High power ultrawideband short pulse (UWBSP) electromagnetics (EM) application for wide band gap (WBG) photoconductive semiconductor switches (PCSS)

UWBSP EM systems typically rely on spark gap or vacuum tube-based devices because of the significant current and voltage magnitudes involved. Historically, solid-state devices have not been able to resist dielectric breakdown and the subsequent catastrophic failure modes that result in device damage when the large, pulsed bias voltages associated with UWBSP applications are applied. Recent advances in semi-insulating WBG materials have the potential to create switches that relieve the breakdown problem, while also allowing for more predictable, controllable, stable, and efficient switching at a reduced size and weight than what has been possible with traditional high power switching technologies. These WBG switches are operated by virtue of optical excitation of charge carriers from dopants deep within the band gap, also known as extrinsic photoconduction. This paper presents a hybrid computational approach for investigating a PCSS-based UWBSP system, focusing on the source and accompanying antenna radiation. The PCSS is simulated through Synopsys Sentaurus, using an array of fundamental and user-defined solid-state physics models. Both conventional and WBG materials are examined, and compared to published data in existing literature on comparable spark gap and PCSS systems.
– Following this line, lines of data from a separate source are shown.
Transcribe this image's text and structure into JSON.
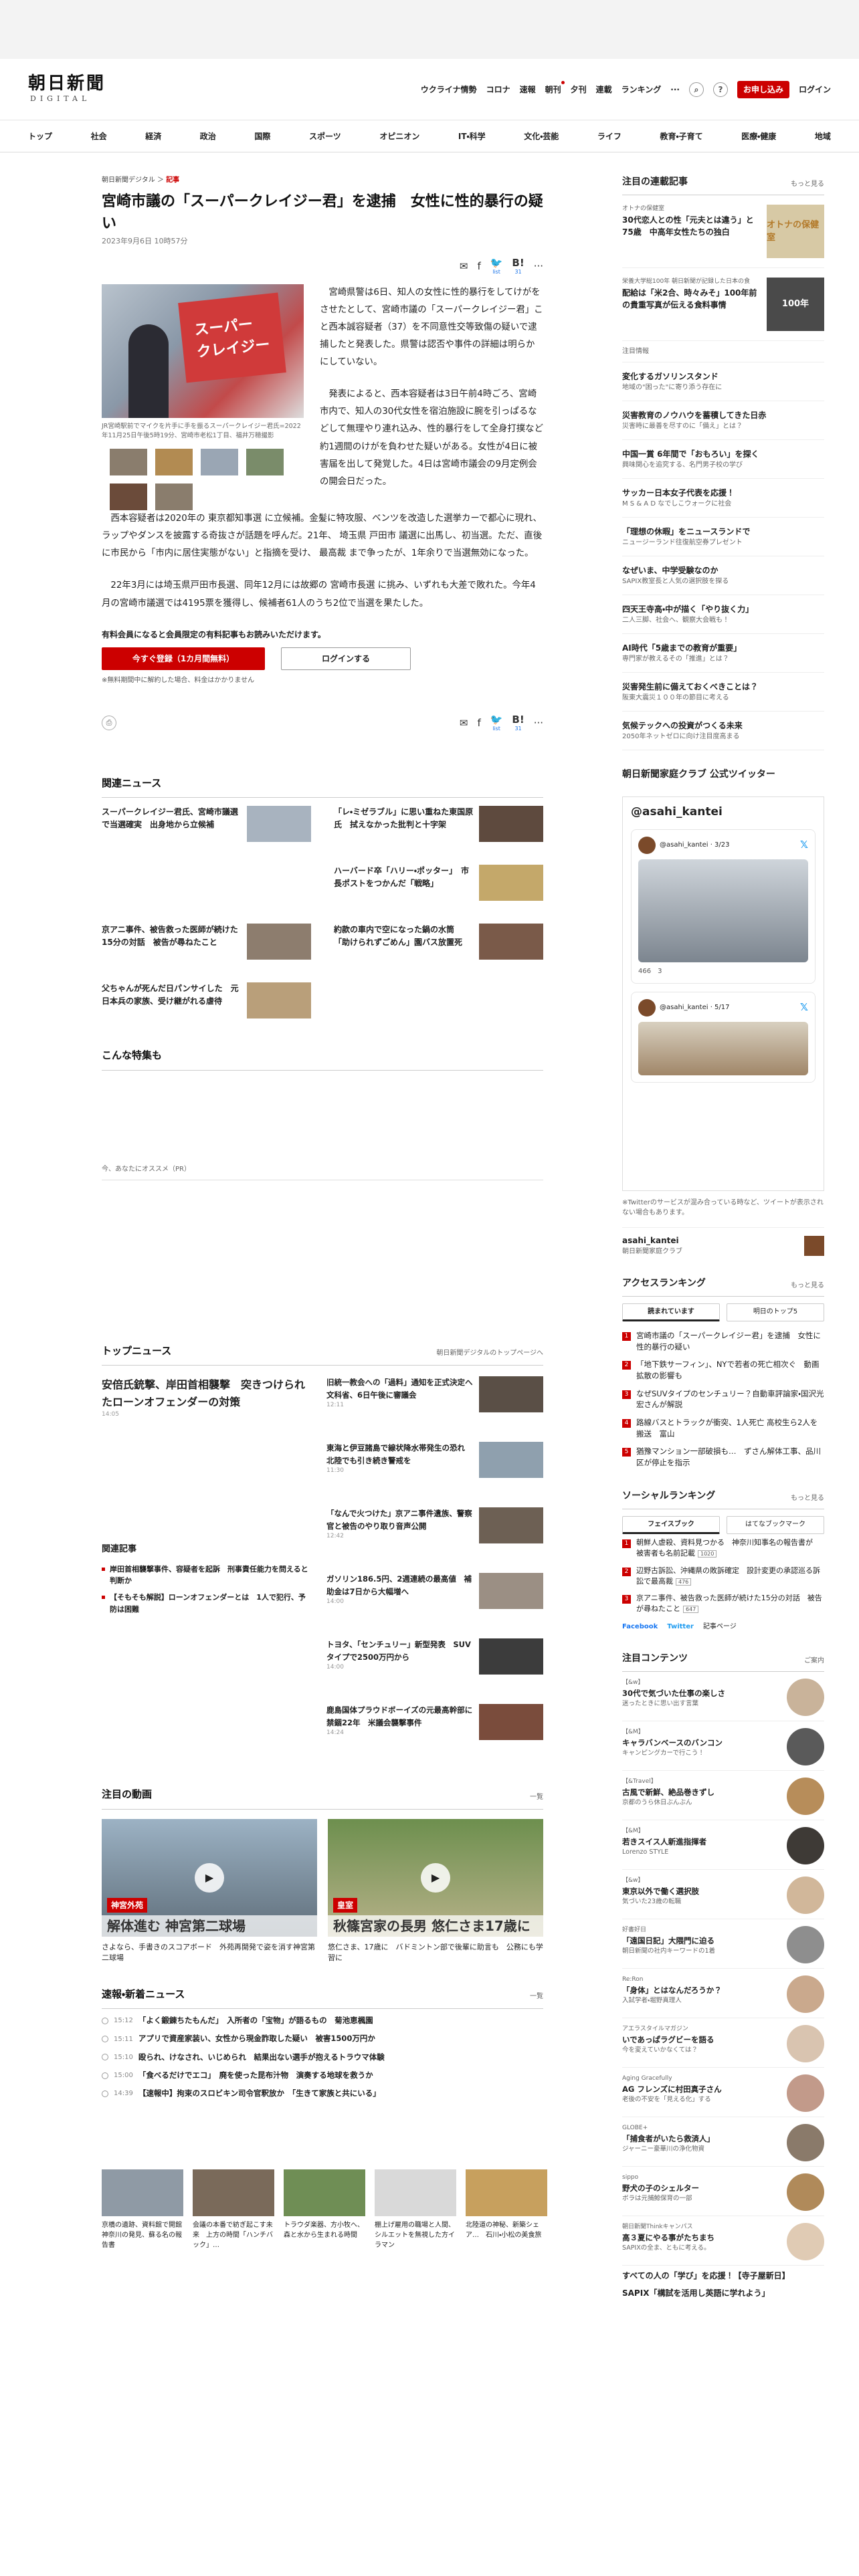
{
  "header": {
    "logo": "朝日新聞",
    "logo_sub": "DIGITAL",
    "nav": [
      "ウクライナ情勢",
      "コロナ",
      "速報",
      "朝刊",
      "夕刊",
      "連載",
      "ランキング"
    ],
    "more": "···",
    "subscribe": "お申し込み",
    "login": "ログイン"
  },
  "categories": [
    "トップ",
    "社会",
    "経済",
    "政治",
    "国際",
    "スポーツ",
    "オピニオン",
    "IT・科学",
    "文化・芸能",
    "ライフ",
    "教育・子育て",
    "医療・健康",
    "地域"
  ],
  "article": {
    "breadcrumb": [
      "朝日新聞デジタル",
      "記事"
    ],
    "title": "宮崎市議の「スーパークレイジー君」を逮捕　女性に性的暴行の疑い",
    "date": "2023年9月6日 10時57分",
    "share": {
      "list": "list",
      "count": "31"
    },
    "photo_caption": "JR宮崎駅前でマイクを片手に手を振るスーパークレイジー君氏=2022年11月25日午後5時19分、宮崎市老松1丁目、福井万穂撮影",
    "paragraphs_side": [
      "宮崎県警は6日、知人の女性に性的暴行をしてけがをさせたとして、宮崎市議の「スーパークレイジー君」こと西本誠容疑者（37）を不同意性交等致傷の疑いで逮捕したと発表した。県警は認否や事件の詳細は明らかにしていない。",
      "発表によると、西本容疑者は3日午前4時ごろ、宮崎市内で、知人の30代女性を宿泊施設に腕を引っぱるなどして無理やり連れ込み、性的暴行をして全身打撲など約1週間のけがを負わせた疑いがある。女性が4日に被害届を出して発覚した。4日は宮崎市議会の9月定例会の開会日だった。",
      "西本容疑者は2020年の 東京都知事選 に立候補。金髪に特攻服、ベンツを改造した選挙カーで都心に現れ、ラップやダンスを披露する奇抜さが話題を呼んだ。21年、 埼玉県 戸田市 議選に出馬し、初当選。ただ、直後に市民から「市内に居住実態がない」と指摘を受け、 最高裁 まで争ったが、1年余りで当選無効になった。"
    ],
    "paragraphs_full": [
      "22年3月には埼玉県戸田市長選、同年12月には故郷の 宮崎市長選 に挑み、いずれも大差で敗れた。今年4月の宮崎市議選では4195票を獲得し、候補者61人のうち2位で当選を果たした。"
    ],
    "paywall": {
      "lead": "有料会員になると会員限定の有料記事もお読みいただけます。",
      "register": "今すぐ登録（1カ月間無料）",
      "login": "ログインする",
      "note": "※無料期間中に解約した場合、料金はかかりません"
    }
  },
  "related": {
    "title": "関連ニュース",
    "items": [
      "スーパークレイジー君氏、宮崎市議選で当選確実　出身地から立候補",
      "「レ・ミゼラブル」に思い重ねた東国原氏　拭えなかった批判と十字架",
      "",
      "ハーバード卒「ハリー・ポッター」　市長ポストをつかんだ「戦略」",
      "京アニ事件、被告救った医師が続けた15分の対話　被告が尋ねたこと",
      "約款の車内で空になった鍋の水筒　「助けられずごめん」園バス放置死",
      "父ちゃんが死んだ日パンサイした　元日本兵の家族、受け継がれる虐待",
      ""
    ]
  },
  "konna": {
    "title": "こんな特集も"
  },
  "recommend": {
    "label": "今、あなたにオススメ（PR）"
  },
  "topnews": {
    "title": "トップニュース",
    "more": "朝日新聞デジタルのトップページへ",
    "lead": "安倍氏銃撃、岸田首相襲撃　突きつけられたローンオフェンダーの対策",
    "lead_time": "14:05",
    "related_title": "関連記事",
    "related": [
      "岸田首相襲撃事件、容疑者を起訴　刑事責任能力を問えると判断か",
      "【そもそも解説】ローンオフェンダーとは　1人で犯行、予防は困難"
    ],
    "items": [
      {
        "t": "旧統一教会への「過料」通知を正式決定へ　文科省、6日午後に審議会",
        "tm": "12:11"
      },
      {
        "t": "東海と伊豆諸島で線状降水帯発生の恐れ　北陸でも引き続き警戒を",
        "tm": "11:30"
      },
      {
        "t": "「なんで火つけた」京アニ事件遺族、警察官と被告のやり取り音声公開",
        "tm": "12:42"
      },
      {
        "t": "ガソリン186.5円、2週連続の最高値　補助金は7日から大幅増へ",
        "tm": "14:00"
      },
      {
        "t": "トヨタ、「センチュリー」新型発表　SUVタイプで2500万円から",
        "tm": "14:00"
      },
      {
        "t": "鹿島国体プラウドボーイズの元最高幹部に禁錮22年　米議会襲撃事件",
        "tm": "14:24"
      }
    ]
  },
  "videos": {
    "title": "注目の動画",
    "more": "一覧",
    "items": [
      {
        "tag": "神宮外苑",
        "band": "解体進む 神宮第二球場",
        "cap": "さよなら、手書きのスコアボード　外苑再開発で姿を消す神宮第二球場"
      },
      {
        "tag": "皇室",
        "band": "秋篠宮家の長男 悠仁さま17歳に",
        "cap": "悠仁さま、17歳に　バドミントン部で後輩に助言も　公務にも学習に"
      }
    ]
  },
  "breaking": {
    "title": "速報・新着ニュース",
    "more": "一覧",
    "items": [
      {
        "tm": "15:12",
        "t": "「よく鍛錬ちたもんだ」　入所者の「宝物」が語るもの　菊池恵楓園"
      },
      {
        "tm": "15:11",
        "t": "アプリで資産家装い、女性から現金詐取した疑い　被害1500万円か"
      },
      {
        "tm": "15:10",
        "t": "殴られ、けなされ、いじめられ　結果出ない選手が抱えるトラウマ体験"
      },
      {
        "tm": "15:00",
        "t": "「食べるだけでエコ」　廃を使った昆布汁物　演奏する地球を救うか"
      },
      {
        "tm": "14:39",
        "t": "【速報中】拘束のスロビキン司令官釈放か　「生きて家族と共にいる」"
      }
    ]
  },
  "bottom_cards": [
    "京橋の遺跡、資料館で開館　神奈川の発見、蘇る名の報告書",
    "会議の本番で紡ぎ起こす未来　上方の時間「ハンチバック」…",
    "トラウダ楽器、方小牧へ、森と水から生まれる時間",
    "棚上げ雇用の職場と人間、シルエットを無視した方イラマン",
    "北陸道の神秘、新築シェア…　石川・小松の美食旅"
  ],
  "sidebar": {
    "serial": {
      "title": "注目の連載記事",
      "more": "もっと見る",
      "items": [
        {
          "pre": "オトナの保健室",
          "t": "30代恋人との性「元夫とは違う」と75歳　中高年女性たちの独白",
          "badge": "オトナの保健室"
        },
        {
          "pre": "栄養大学総100年 朝日新聞が記録した日本の食",
          "t": "配給は「米2合、時々みそ」100年前の貴重写真が伝える食料事情",
          "badge": "100年"
        }
      ],
      "pr": "注目情報",
      "text_items": [
        {
          "t": "変化するガソリンスタンド",
          "d": "地域の\"困った\"に寄り添う存在に"
        },
        {
          "t": "災害教育のノウハウを蓄積してきた日赤",
          "d": "災害時に最善を尽すのに「備え」とは？"
        },
        {
          "t": "中国一賞 6年間で「おもろい」を探く",
          "d": "興味関心を追究する、名門男子校の学び"
        },
        {
          "t": "サッカー日本女子代表を応援！",
          "d": "M S & A D なでしこウォークに社会"
        },
        {
          "t": "「理想の休暇」をニュースランドで",
          "d": "ニュージーランド往復航空券プレゼント"
        },
        {
          "t": "なぜいま、中学受験なのか",
          "d": "SAPIX教室長と人気の選択肢を探る"
        },
        {
          "t": "四天王寺高・中が描く「やり抜く力」",
          "d": "二人三脚、社会へ、観察大会戦も！"
        },
        {
          "t": "AI時代「5歳までの教育が重要」",
          "d": "専門家が教えるその「推進」とは？"
        },
        {
          "t": "災害発生前に備えておくべきことは？",
          "d": "阪東大震災１００年の節目に考える"
        },
        {
          "t": "気候テックへの投資がつくる未来",
          "d": "2050年ネットゼロに向け注目度高まる"
        }
      ]
    },
    "twitter": {
      "title": "朝日新聞家庭クラブ 公式ツイッター",
      "handle": "@asahi_kantei",
      "tweet1_meta": "@asahi_kantei · 3/23",
      "tweet1_stats": "466　3",
      "tweet2_meta": "@asahi_kantei · 5/17",
      "note": "※Twitterのサービスが混み合っている時など、ツイートが表示されない場合もあります。",
      "foot_name": "asahi_kantei",
      "foot_sub": "朝日新聞家庭クラブ"
    },
    "access": {
      "title": "アクセスランキング",
      "more": "もっと見る",
      "tabs": [
        "読まれています",
        "明日のトップ5"
      ],
      "items": [
        "宮崎市議の「スーパークレイジー君」を逮捕　女性に性的暴行の疑い",
        "「地下鉄サーフィン」、NYで若者の死亡相次ぐ　動画拡散の影響も",
        "なぜSUVタイプのセンチュリー？自動車評論家・国沢光宏さんが解説",
        "路線バスとトラックが衝突、1人死亡 高校生ら2人を搬送　富山",
        "猶豫マンション一部破損も…　ずさん解体工事、品川区が停止を指示"
      ]
    },
    "social": {
      "title": "ソーシャルランキング",
      "more": "もっと見る",
      "tabs": [
        "フェイスブック",
        "はてなブックマーク"
      ],
      "items": [
        {
          "t": "朝鮮人虐殺、資料見つかる　神奈川知事名の報告書が　被害者も名前記載",
          "c": "1020"
        },
        {
          "t": "辺野古訴訟、沖縄県の敗訴確定　設計変更の承認巡る訴訟で最高裁",
          "c": "476"
        },
        {
          "t": "京アニ事件、被告救った医師が続けた15分の対話　被告が尋ねたこと",
          "c": "647"
        }
      ],
      "fb": "Facebook",
      "tw": "Twitter",
      "rank_more": "記事ページ"
    },
    "contents": {
      "title": "注目コンテンツ",
      "more": "ご案内",
      "items": [
        {
          "pre": "【&w】",
          "t": "30代で気づいた仕事の楽しさ",
          "d": "迷ったときに思い出す言葉"
        },
        {
          "pre": "【&M】",
          "t": "キャラバンベースのバンコン",
          "d": "キャンピングカーで行こう！"
        },
        {
          "pre": "【&Travel】",
          "t": "古風で新鮮、絶品巻きずし",
          "d": "京都のうら休日ぶんぶん"
        },
        {
          "pre": "【&M】",
          "t": "若きスイス人新進指揮者",
          "d": "Lorenzo STYLE"
        },
        {
          "pre": "【&w】",
          "t": "東京以外で働く選択肢",
          "d": "気づいた23歳の転職"
        },
        {
          "pre": "好書好日",
          "t": "「遠国日記」大隈門に迫る",
          "d": "朝日新聞の社内キーワードの1着"
        },
        {
          "pre": "Re:Ron",
          "t": "「身体」とはなんだろうか？",
          "d": "入試学者・堀野真理人"
        },
        {
          "pre": "アエラスタイルマガジン",
          "t": "いであっぱラグビーを語る",
          "d": "今を変えていかなくては？"
        },
        {
          "pre": "Aging Gracefully",
          "t": "AG フレンズに村田真子さん",
          "d": "老後の不安を「見える化」する"
        },
        {
          "pre": "GLOBE+",
          "t": "「捕食者がいたら救済人」",
          "d": "ジャーニー豪華川の浄化物資"
        },
        {
          "pre": "sippo",
          "t": "野犬の子のシェルター",
          "d": "ボラは元捕鯨保育の一部"
        },
        {
          "pre": "朝日新聞Thinkキャンパス",
          "t": "高３夏にやる事がたちまち",
          "d": "SAPIXの全ま、ともに考える。"
        }
      ],
      "footer_lines": [
        "すべての人の「学び」を応援！【寺子屋新日】",
        "SAPIX「構試を活用し英語に学れよう」"
      ]
    }
  }
}
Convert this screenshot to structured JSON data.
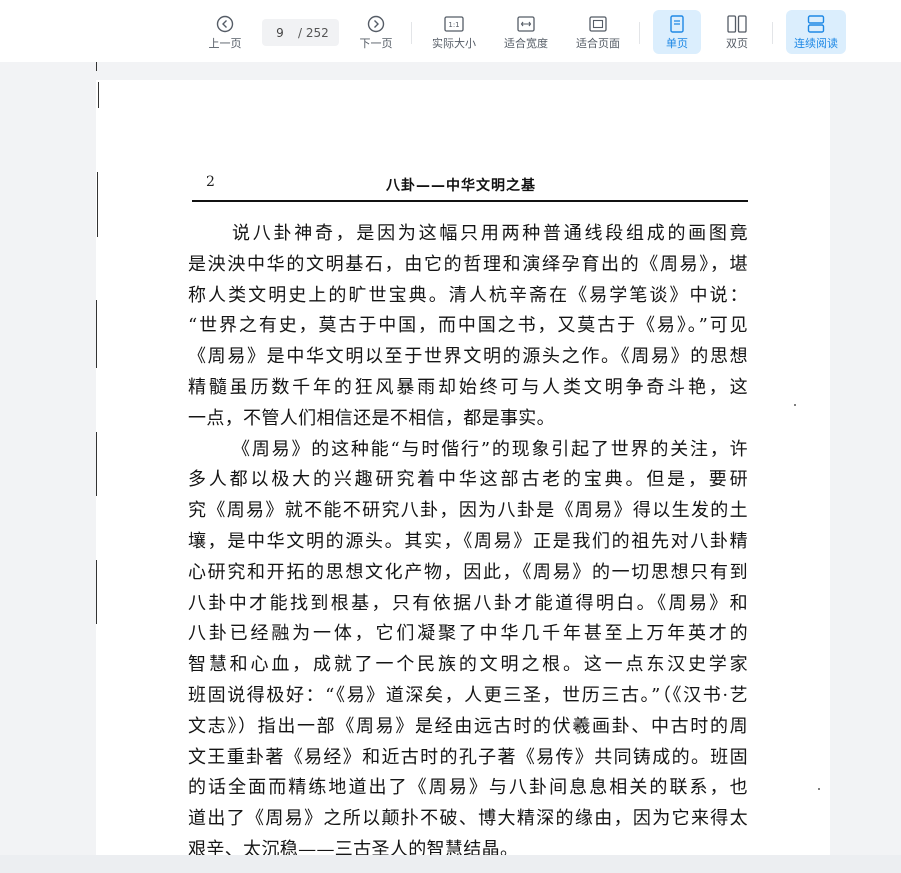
{
  "toolbar": {
    "prev": "上一页",
    "current_page": "9",
    "total_pages": "/ 252",
    "next": "下一页",
    "actual_size": "实际大小",
    "actual_size_icon_text": "1:1",
    "fit_width": "适合宽度",
    "fit_page": "适合页面",
    "single_page": "单页",
    "double_page": "双页",
    "continuous": "连续阅读",
    "accent": "#1e88e5"
  },
  "document": {
    "page_number": "2",
    "running_title": "八卦——中华文明之基",
    "lines": [
      "说八卦神奇，是因为这幅只用两种普通线段组成的画图竟",
      "是泱泱中华的文明基石，由它的哲理和演绎孕育出的《周易》，堪",
      "称人类文明史上的旷世宝典。清人杭辛斋在《易学笔谈》中说：",
      "“世界之有史，莫古于中国，而中国之书，又莫古于《易》。”可见",
      "《周易》是中华文明以至于世界文明的源头之作。《周易》的思想",
      "精髓虽历数千年的狂风暴雨却始终可与人类文明争奇斗艳，这",
      "一点，不管人们相信还是不相信，都是事实。",
      "《周易》的这种能“与时偕行”的现象引起了世界的关注，许",
      "多人都以极大的兴趣研究着中华这部古老的宝典。但是，要研",
      "究《周易》就不能不研究八卦，因为八卦是《周易》得以生发的土",
      "壤，是中华文明的源头。其实，《周易》正是我们的祖先对八卦精",
      "心研究和开拓的思想文化产物，因此，《周易》的一切思想只有到",
      "八卦中才能找到根基，只有依据八卦才能道得明白。《周易》和",
      "八卦已经融为一体，它们凝聚了中华几千年甚至上万年英才的",
      "智慧和心血，成就了一个民族的文明之根。这一点东汉史学家",
      "班固说得极好：“《易》道深矣，人更三圣，世历三古。”（《汉书·艺",
      "文志》）指出一部《周易》是经由远古时的伏羲画卦、中古时的周",
      "文王重卦著《易经》和近古时的孔子著《易传》共同铸成的。班固",
      "的话全面而精练地道出了《周易》与八卦间息息相关的联系，也",
      "道出了《周易》之所以颠扑不破、博大精深的缘由，因为它来得太",
      "艰辛、太沉稳——三古圣人的智慧结晶。"
    ]
  }
}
The results of the PCSS are used to excite two lossy UWB antenna designs, and the radiated output signals are compared both to each other and to existing literature. The results indicate that PCSS possess very high potential for not only matching but also exceeding the performance of spark gap based devices. The thick dipole UWB antenna appears to be a better suited design for radiating the transient signal switched by the PCSS than the bow tie antenna, with a higher amplitude of radiated power and far electric field. The magnitude of the radiation presents a compelling case for further investigation into the prospect of further developing solid-state driving sources for high power electromagnetic radiating systems. More advanced material measurement and characterization of the physical process involved with critical aspects of the switch, such as extrinsic photoconduction, are required in order to produce a higher fidelity model for future research.